Our ability to believe in these words of Jesus is hampered by our difficulty in believing that God accepts us unconditionally
All of us have wounds of love. All of us have been traumatised in our relationships. We have grave difficulties receiving affection and in considering ourselves to be completely accepted by others. These wounds hamper our ability to grasp the notion that the ultimate action of God towards us is one of  unconditional acceptance, an acceptance that asks only to be believed.
"He who eats my flesh and drinks my blood lives for me". Certainly! Just as a child believes simply in the unconditional love of his parents for him, so we too must cling to the love of God for us and believe in it without qualifying it. These words of Jesus are not difficult but scandalously simple! The problem is not understanding them but believing in them, and Jesus entreats his listeners to believe in him. Why is it so difficult for us to believe these words? All of us latently believe that God really wants us to be food for him. We believe that God created us so that we would serve him. We think of God as being a source of authority and power who in the end requires that we do certain things for him. We go to church and listen to the Scriptures, and we constantly think, "When is the payback? What is it that I have to do to get the benefits from God that I want?" But in this Gospel passage Jesus is telling us that there is no payback! He places himself at our complete disposal and asks nothing except that we believe. We are not God's food, he is ours. Jesus has become our servant. He has died so that we can have life. This passage calls us to live with Christ without feeling that we are constantly under scrutiny, feeling that we are insufficient and unacceptable to the Lord. There is someone who loves us simply because we are, not because of how we are.

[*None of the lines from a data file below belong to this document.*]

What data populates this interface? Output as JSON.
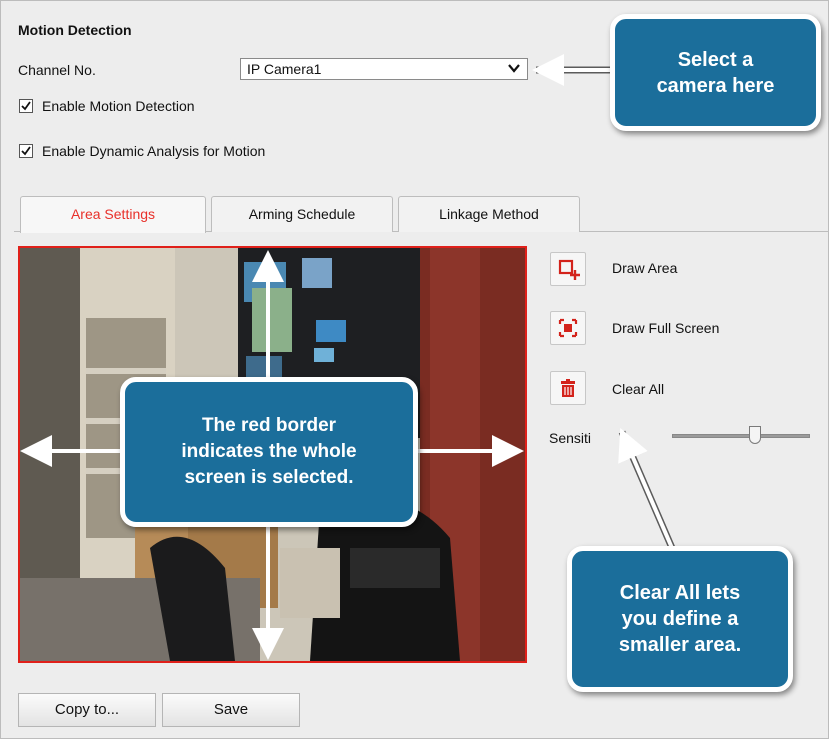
{
  "section": {
    "title": "Motion Detection"
  },
  "channel": {
    "label": "Channel No.",
    "value": "IP Camera1"
  },
  "options": {
    "enable_motion": {
      "label": "Enable Motion Detection",
      "checked": true
    },
    "enable_dynamic": {
      "label": "Enable Dynamic Analysis for Motion",
      "checked": true
    }
  },
  "tabs": [
    {
      "label": "Area Settings",
      "active": true
    },
    {
      "label": "Arming Schedule",
      "active": false
    },
    {
      "label": "Linkage Method",
      "active": false
    }
  ],
  "tools": {
    "draw_area": "Draw Area",
    "draw_full_screen": "Draw Full Screen",
    "clear_all": "Clear All",
    "sensitivity": "Sensiti"
  },
  "sensitivity_level": 0.6,
  "buttons": {
    "copy": "Copy to...",
    "save": "Save"
  },
  "callouts": {
    "camera": {
      "line1": "Select a",
      "line2": "camera here"
    },
    "border": {
      "line1": "The red border",
      "line2": "indicates the whole",
      "line3": "screen is selected."
    },
    "clear": {
      "bold": "Clear All",
      "rest1": " lets",
      "line2": "you define a",
      "line3": "smaller area."
    }
  },
  "colors": {
    "accent_red": "#e0201a",
    "callout_blue": "#1b6e9b"
  },
  "icons": [
    "draw-area-icon",
    "draw-full-screen-icon",
    "trash-icon",
    "chevron-down-icon",
    "checkmark-icon"
  ]
}
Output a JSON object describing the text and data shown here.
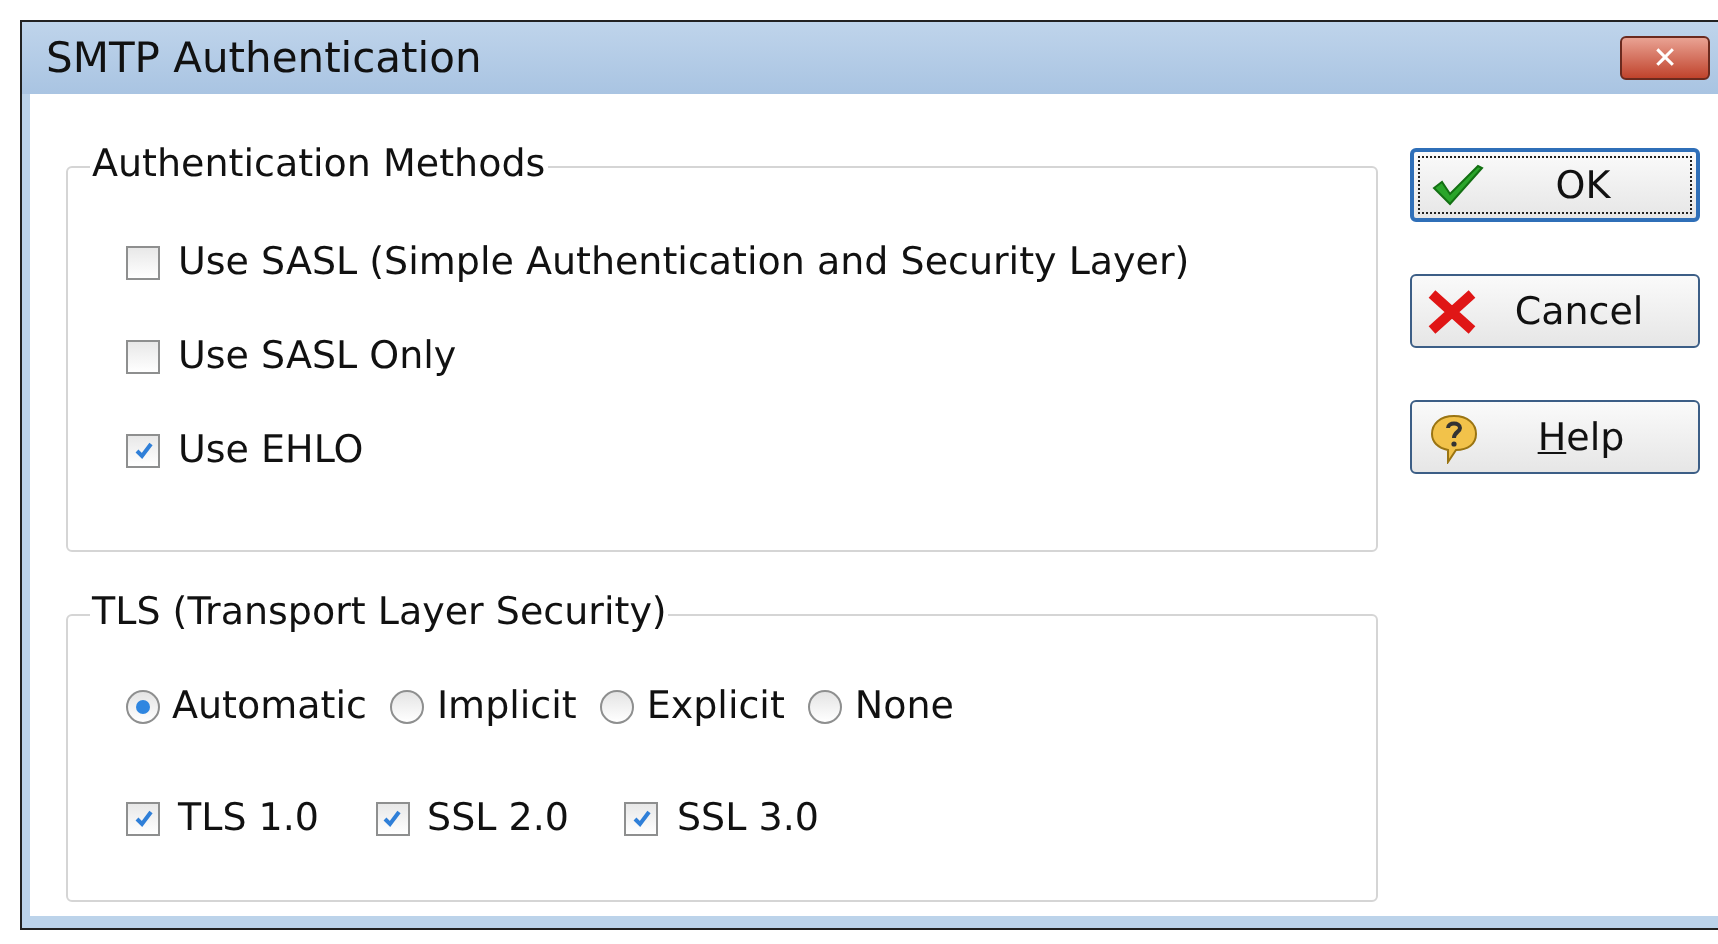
{
  "window": {
    "title": "SMTP Authentication",
    "close_symbol": "✕"
  },
  "auth_methods": {
    "legend": "Authentication Methods",
    "options": [
      {
        "label": "Use SASL (Simple Authentication and Security Layer)",
        "checked": false
      },
      {
        "label": "Use SASL Only",
        "checked": false
      },
      {
        "label": "Use EHLO",
        "checked": true
      }
    ]
  },
  "tls": {
    "legend": "TLS (Transport Layer Security)",
    "modes": [
      {
        "label": "Automatic",
        "selected": true
      },
      {
        "label": "Implicit",
        "selected": false
      },
      {
        "label": "Explicit",
        "selected": false
      },
      {
        "label": "None",
        "selected": false
      }
    ],
    "versions": [
      {
        "label": "TLS 1.0",
        "checked": true
      },
      {
        "label": "SSL 2.0",
        "checked": true
      },
      {
        "label": "SSL 3.0",
        "checked": true
      }
    ]
  },
  "buttons": [
    {
      "label": "OK",
      "kind": "ok",
      "focused": true,
      "mnemonic_first": false
    },
    {
      "label": "Cancel",
      "kind": "cancel",
      "focused": false,
      "mnemonic_first": false
    },
    {
      "label": "Help",
      "kind": "help",
      "focused": false,
      "mnemonic_first": true
    }
  ]
}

We have a choice: we can murmur against these words of Jesus and say they are absurd; or we can believe that God give's himself to us totally regardless of our actions
To refuse this love is the most foolish thing we can do. In last week's Gospel we read how the people murmured against these sayings of Jesus, closing themselves in the narrow confines of their own intellects that could not comprehend love of this sort. Instead of murmuring against Jesus' words, we must head in the opposite direction - towards the clamorous, unexpected, scandalous love of God for us. God does not keep an account of our actions, holding back his love until the account is in his favour. God is father, a father without limits, and Jesus is our servant.